Meta researchers built a custom chip to make photoreal avatars possible on standalone headsets.
Facebook first showed off work on ‘Codec Avatars’ back in March 2019. Powered by multiple neural networks, the avatars are generated using a specialized capture rig with 171 cameras. Once generated, they can be driven in real time by a prototype VR headset with five cameras; two internal viewing each eye and three external viewing the lower face. Since then the researchers have showed off several evolutions of the system, such as more realistic eyes, a version only requiring eye tracking and microphone input, and most recently a 2.0 version that approaches complete realism.
But driving photorealistic avatars on the mobile chipsets used in standalone headsets like Quest is no easy feat.
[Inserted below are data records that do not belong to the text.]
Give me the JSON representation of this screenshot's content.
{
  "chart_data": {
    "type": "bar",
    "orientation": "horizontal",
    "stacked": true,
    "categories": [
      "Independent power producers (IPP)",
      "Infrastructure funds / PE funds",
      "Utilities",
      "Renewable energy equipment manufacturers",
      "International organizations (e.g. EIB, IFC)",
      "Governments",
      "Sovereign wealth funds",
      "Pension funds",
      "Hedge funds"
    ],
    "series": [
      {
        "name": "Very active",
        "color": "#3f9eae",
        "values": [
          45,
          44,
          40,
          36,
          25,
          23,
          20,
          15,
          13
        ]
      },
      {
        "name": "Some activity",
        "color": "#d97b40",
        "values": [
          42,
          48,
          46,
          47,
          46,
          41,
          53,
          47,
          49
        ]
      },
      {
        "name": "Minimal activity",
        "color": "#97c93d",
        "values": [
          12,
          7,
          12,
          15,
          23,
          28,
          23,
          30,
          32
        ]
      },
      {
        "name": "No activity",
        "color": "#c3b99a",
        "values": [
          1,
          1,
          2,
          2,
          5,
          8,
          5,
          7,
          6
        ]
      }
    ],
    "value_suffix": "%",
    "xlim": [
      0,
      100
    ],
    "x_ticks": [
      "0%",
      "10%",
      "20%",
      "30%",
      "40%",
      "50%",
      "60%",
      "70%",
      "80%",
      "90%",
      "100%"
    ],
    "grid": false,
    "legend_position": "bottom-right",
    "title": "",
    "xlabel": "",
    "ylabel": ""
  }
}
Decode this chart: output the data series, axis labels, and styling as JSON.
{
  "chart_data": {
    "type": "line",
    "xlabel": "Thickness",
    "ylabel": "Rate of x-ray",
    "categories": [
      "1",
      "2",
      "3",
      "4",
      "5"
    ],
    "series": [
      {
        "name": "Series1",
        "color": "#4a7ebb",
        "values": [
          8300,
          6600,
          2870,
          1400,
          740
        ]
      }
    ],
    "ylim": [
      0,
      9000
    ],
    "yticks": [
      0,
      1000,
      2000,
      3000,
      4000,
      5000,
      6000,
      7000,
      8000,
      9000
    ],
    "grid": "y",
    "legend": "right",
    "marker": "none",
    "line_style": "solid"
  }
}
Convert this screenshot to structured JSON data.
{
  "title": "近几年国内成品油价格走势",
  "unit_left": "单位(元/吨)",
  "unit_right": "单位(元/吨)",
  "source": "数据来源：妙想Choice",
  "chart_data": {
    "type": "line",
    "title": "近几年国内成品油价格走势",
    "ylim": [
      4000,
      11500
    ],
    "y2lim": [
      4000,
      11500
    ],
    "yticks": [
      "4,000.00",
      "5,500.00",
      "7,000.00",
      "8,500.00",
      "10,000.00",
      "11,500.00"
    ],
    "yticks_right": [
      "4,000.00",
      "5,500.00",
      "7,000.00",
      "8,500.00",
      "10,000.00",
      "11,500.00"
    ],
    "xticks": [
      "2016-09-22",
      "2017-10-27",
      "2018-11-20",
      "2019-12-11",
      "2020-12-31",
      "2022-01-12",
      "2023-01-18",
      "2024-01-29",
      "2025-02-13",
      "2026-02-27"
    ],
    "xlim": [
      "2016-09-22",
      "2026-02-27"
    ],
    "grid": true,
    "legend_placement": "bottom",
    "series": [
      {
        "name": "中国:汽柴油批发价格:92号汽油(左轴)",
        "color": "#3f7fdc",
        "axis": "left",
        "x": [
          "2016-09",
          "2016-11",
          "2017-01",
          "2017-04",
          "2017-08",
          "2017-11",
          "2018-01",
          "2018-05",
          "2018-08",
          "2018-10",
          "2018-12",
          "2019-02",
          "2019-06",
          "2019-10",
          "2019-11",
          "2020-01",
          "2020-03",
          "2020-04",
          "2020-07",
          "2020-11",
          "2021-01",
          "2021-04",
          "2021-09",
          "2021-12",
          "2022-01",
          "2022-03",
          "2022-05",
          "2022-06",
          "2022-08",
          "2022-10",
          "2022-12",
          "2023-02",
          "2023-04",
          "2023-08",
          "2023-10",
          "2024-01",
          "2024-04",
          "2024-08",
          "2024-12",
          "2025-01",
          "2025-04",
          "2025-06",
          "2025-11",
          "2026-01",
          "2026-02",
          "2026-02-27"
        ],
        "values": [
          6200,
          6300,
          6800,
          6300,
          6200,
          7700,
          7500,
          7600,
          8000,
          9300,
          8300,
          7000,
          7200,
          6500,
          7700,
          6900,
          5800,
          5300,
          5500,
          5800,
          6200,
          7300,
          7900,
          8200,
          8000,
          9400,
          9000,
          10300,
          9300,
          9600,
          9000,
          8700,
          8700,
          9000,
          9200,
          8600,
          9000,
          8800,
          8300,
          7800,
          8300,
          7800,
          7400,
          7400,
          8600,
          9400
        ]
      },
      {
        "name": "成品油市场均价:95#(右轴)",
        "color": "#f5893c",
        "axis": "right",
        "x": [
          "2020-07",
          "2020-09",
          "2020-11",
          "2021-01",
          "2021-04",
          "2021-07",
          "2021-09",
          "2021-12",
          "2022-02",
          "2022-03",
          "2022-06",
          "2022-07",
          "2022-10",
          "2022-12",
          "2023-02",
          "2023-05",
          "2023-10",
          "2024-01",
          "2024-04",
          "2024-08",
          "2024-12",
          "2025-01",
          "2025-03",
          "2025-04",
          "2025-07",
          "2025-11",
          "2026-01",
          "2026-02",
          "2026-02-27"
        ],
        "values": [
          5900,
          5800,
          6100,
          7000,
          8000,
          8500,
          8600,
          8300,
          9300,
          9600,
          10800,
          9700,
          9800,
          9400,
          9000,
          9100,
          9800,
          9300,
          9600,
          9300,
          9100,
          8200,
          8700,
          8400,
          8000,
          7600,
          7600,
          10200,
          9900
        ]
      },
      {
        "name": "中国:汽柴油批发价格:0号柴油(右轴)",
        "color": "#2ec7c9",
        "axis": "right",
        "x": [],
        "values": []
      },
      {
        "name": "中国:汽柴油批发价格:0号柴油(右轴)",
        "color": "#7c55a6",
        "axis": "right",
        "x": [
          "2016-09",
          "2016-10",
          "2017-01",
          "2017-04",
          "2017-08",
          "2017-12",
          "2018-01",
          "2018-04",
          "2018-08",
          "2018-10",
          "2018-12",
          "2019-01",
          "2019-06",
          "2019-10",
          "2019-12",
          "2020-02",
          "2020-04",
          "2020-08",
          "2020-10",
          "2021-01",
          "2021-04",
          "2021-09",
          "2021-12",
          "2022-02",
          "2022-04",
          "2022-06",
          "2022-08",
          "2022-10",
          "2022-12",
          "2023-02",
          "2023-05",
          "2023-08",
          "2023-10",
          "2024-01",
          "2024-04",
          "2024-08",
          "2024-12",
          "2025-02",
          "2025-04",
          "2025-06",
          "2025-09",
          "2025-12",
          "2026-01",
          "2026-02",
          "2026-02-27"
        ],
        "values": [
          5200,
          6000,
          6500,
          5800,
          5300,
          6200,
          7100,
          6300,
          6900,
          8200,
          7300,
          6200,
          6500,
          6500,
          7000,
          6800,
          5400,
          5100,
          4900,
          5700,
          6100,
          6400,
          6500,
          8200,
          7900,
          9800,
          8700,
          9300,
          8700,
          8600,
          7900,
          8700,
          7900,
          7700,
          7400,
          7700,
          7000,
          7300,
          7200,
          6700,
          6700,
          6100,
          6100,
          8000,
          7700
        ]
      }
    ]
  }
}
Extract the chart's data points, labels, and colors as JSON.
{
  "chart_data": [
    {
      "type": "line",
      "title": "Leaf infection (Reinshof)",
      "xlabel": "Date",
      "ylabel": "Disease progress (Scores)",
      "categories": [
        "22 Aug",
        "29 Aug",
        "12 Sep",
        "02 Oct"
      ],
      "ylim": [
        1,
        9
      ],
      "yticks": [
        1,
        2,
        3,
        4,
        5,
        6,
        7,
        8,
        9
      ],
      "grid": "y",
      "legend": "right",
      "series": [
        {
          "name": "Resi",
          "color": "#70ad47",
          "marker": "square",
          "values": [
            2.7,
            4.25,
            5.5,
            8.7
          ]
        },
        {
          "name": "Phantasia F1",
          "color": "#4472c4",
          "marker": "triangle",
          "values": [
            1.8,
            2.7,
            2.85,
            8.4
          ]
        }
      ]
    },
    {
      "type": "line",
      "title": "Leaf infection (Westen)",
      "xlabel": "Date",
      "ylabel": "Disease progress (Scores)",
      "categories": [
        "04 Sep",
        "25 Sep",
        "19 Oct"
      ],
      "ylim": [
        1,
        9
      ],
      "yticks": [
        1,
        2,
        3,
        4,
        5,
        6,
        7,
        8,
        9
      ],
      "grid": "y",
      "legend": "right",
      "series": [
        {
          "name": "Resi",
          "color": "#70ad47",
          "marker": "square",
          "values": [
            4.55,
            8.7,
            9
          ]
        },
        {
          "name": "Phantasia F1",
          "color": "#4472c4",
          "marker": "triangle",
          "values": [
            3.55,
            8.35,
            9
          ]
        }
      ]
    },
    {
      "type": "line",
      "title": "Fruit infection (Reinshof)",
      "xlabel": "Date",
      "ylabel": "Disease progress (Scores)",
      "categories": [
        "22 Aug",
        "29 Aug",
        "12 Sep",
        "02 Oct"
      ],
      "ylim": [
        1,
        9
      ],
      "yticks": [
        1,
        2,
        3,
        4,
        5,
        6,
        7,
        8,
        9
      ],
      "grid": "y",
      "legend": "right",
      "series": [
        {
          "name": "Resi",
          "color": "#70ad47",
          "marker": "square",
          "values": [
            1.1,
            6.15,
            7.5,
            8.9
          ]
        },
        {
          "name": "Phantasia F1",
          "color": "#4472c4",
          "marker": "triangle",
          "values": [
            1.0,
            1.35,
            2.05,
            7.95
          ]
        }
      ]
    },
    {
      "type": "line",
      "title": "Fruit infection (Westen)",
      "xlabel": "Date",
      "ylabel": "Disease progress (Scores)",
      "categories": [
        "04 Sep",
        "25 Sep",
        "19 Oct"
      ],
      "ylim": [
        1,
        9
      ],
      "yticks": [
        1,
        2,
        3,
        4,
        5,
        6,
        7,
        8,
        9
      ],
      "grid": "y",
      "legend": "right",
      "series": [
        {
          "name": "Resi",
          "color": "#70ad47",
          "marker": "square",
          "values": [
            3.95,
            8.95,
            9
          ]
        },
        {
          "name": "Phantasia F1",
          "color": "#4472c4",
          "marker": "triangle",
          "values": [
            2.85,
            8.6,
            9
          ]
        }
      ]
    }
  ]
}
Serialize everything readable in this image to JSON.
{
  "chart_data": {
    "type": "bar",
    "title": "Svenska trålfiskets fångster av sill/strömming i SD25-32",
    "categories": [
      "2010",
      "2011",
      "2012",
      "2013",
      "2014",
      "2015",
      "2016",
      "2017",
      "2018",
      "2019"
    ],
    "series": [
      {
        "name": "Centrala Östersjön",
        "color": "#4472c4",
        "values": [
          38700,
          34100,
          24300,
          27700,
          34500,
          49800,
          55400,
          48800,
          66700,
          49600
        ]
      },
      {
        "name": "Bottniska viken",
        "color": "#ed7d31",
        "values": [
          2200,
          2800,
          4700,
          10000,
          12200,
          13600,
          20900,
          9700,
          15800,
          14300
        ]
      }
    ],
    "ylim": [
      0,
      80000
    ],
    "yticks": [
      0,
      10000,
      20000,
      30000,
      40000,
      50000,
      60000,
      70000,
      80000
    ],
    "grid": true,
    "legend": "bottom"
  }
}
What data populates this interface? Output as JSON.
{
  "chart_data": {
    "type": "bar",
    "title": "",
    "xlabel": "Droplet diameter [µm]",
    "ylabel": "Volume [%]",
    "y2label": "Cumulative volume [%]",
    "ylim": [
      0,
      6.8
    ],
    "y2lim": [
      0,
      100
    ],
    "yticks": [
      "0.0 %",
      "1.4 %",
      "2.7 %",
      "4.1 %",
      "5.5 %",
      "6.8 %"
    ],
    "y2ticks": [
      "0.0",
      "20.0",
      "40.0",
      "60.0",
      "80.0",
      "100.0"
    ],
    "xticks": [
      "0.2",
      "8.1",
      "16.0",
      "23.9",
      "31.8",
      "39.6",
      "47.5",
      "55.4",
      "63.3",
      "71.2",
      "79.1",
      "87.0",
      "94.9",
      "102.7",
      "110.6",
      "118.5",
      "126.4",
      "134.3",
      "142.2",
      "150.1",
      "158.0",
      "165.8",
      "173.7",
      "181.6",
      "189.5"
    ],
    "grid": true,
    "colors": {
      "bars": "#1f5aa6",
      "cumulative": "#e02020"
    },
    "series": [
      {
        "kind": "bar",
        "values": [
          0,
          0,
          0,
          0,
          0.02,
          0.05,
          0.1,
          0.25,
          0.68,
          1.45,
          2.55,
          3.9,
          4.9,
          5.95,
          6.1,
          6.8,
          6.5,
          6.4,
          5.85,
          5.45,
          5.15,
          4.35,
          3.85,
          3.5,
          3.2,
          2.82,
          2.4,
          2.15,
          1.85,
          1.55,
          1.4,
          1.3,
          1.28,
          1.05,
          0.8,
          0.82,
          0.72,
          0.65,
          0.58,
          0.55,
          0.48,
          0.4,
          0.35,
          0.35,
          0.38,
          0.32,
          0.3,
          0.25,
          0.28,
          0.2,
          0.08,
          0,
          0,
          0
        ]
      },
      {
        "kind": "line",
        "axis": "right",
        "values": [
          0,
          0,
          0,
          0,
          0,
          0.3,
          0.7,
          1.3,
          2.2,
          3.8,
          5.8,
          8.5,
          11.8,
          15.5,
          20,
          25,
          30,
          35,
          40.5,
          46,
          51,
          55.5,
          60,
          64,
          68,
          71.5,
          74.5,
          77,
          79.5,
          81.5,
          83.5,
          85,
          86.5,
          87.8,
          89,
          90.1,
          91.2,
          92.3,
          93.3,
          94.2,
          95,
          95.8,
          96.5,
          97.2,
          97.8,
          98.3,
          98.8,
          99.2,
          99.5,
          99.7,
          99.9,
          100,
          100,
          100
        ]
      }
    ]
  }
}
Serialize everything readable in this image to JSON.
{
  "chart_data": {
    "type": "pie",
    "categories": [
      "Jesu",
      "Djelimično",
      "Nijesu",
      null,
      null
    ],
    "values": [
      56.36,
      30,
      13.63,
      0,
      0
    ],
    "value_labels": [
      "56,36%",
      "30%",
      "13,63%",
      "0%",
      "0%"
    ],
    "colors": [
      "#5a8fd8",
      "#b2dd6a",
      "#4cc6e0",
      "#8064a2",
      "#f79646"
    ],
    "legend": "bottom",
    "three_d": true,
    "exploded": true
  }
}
While Meta’s newest & most efficient model can only render (decode) five avatars at 50 frames per second on a Quest 2, this doesn’t include the other side of the equation – converting (encoding) the eye tracking and face tracking inputs to a codec avatar face state.
In a paper published for the 2022 IEEE Custom Integrated Circuits Conference, Meta researchers present a prototype of a neural network accelerator chip “that achieves energy efficient performance for running eye gaze extraction of the Codec Avatar model”.
Transferring data between components on mobile devices requires significant energy. The custom chip is located near the eye tracking camera inputs on the main board to minimize this, and handles converting these camera inputs into a Codec Avatar state. The researchers point out this could also have benefits for privacy and security, as the general purpose processors wouldn’t even have access to the raw camera data.
To be clear, this chip is just an experiment. It only handles one small part of the Codec Avatars workload, it’s not a general solution for making the system viable on near-term standalone headsets. The regular chipset (eg. Snapdragon XR2) is still handling all other tasks.
What this demonstrates is the viability of using custom silicon to solve problems like avatars. The idea could theoretically in future be dramatically expanded to handle more VR-specific tasks.